The steady drip of the neurotoxin mercury has percolated through river sediment, the food chain and generations of Grassy Narrows First Nations residents for more than four decades, killing a community’s livelihood and then contaminating its people.

GRASSY NARROWS FIRST NATION—For more than 40 years the mercury has percolated through river sediment, the food chain and generations of residents. From 100 kilometres upstream, the slow, steady drip of the neurotoxin first killed a community’s livelihood and then contaminated its people.

A disability board — set up by government officials in the mid-1980s to compensate those who can show doctors they suffer symptoms consistent with mercury poisoning — has approved claims from more than 300 applicants who suffer from tremors, loss of muscle co-ordination, slurred speech and tunnel vision. One of them was Marlin Kokopenace’s 17-year-old son, Calvin.

“(Calvin) was pretty frail. When he passed on he practically had no muscle,” Marlin Kokopenace said, adding: “Me, I lose my balance at times. When I’m walking, sometimes I feel like I sidestep . . . (And) I get tremors, sometimes, in my hands.”

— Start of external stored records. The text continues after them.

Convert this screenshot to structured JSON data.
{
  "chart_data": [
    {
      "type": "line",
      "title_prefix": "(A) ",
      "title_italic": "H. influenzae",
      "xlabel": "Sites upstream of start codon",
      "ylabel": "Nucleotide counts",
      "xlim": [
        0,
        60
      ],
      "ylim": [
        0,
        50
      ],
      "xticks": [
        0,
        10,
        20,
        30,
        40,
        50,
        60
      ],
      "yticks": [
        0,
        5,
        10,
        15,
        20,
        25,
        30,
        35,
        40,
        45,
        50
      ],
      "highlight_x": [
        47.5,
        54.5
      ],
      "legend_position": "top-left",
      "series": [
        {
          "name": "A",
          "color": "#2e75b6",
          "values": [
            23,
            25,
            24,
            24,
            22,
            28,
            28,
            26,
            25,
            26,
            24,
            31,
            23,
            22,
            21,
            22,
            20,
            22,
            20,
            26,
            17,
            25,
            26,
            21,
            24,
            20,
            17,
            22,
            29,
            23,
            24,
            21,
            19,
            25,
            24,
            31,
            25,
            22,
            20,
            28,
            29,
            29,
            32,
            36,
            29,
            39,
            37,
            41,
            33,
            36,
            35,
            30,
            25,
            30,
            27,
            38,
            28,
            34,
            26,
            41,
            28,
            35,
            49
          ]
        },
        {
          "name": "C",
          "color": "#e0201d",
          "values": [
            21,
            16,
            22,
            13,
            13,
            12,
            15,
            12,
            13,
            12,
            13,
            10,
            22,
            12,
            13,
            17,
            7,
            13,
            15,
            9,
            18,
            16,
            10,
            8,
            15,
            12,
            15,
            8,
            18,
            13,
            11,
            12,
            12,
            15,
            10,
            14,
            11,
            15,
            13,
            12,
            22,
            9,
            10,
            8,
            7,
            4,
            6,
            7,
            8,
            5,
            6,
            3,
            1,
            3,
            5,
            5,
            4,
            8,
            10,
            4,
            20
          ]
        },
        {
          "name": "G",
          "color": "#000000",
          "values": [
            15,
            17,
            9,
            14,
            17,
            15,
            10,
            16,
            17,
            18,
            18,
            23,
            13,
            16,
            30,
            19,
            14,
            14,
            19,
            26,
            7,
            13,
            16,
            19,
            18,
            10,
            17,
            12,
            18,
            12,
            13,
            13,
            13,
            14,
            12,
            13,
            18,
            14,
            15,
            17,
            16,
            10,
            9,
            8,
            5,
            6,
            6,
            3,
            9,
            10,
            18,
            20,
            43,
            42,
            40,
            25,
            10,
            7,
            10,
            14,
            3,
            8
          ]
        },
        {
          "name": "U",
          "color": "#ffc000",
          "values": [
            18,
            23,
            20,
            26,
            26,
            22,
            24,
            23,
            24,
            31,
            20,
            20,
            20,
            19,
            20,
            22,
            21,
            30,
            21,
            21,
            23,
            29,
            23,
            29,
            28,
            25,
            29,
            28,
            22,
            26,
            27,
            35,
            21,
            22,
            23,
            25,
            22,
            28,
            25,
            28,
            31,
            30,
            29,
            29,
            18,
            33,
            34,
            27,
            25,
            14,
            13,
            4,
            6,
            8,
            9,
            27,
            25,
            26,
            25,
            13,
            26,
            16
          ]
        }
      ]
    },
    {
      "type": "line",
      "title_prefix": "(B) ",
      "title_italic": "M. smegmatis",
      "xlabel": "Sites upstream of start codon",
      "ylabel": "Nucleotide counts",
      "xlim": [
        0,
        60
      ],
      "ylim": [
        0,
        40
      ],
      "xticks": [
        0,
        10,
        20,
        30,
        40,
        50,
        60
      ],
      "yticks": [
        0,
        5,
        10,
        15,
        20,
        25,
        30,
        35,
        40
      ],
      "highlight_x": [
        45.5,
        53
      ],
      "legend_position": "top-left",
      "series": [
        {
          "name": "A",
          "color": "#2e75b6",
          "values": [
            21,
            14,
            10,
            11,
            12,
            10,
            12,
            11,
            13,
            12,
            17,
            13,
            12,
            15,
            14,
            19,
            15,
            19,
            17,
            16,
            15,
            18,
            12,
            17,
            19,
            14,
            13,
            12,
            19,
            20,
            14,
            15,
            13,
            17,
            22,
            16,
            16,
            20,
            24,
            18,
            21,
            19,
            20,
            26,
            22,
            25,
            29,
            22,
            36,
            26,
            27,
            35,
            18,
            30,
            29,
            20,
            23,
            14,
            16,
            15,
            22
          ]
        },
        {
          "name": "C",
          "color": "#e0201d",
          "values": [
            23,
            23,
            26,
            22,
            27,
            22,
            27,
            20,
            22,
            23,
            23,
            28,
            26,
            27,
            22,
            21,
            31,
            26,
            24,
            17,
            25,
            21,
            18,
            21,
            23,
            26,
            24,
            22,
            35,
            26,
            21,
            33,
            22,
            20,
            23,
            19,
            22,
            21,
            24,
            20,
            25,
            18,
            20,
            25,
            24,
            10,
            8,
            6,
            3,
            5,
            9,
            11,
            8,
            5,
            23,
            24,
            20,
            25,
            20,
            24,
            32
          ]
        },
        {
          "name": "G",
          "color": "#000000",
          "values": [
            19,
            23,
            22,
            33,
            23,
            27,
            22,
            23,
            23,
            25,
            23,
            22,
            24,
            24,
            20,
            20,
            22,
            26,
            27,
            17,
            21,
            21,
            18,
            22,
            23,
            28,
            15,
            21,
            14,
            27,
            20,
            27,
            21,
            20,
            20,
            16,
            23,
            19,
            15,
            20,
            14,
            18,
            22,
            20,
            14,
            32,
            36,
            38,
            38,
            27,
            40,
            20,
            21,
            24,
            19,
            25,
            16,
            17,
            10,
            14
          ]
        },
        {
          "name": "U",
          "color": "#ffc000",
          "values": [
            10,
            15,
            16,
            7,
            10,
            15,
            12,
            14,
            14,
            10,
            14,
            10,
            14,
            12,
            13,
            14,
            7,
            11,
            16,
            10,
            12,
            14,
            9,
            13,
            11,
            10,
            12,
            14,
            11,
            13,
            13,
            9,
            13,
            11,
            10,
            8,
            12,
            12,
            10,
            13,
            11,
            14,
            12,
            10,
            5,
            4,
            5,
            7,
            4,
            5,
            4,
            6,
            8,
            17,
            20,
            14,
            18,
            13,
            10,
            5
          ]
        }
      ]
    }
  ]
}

His father said Calvin never crawled as a baby, did not walk until age three, had poor balance and symptoms of autism, and that the compensation board found he had mercury poisoning symptoms. Calvin also suffered from muscular dystrophy, and complications of the degenerative condition caused his death in November 2014. Marlin believes mercury contributed to the disease.

“But never did I ever think that I was going to lose a second child to this.” In April of this year, Calvin’s 14-year-old sister, Azraya, died in the woods near Kenora. “She took her own life, apparently,” Marlin said. “After my son died . . . she went through severe depression.”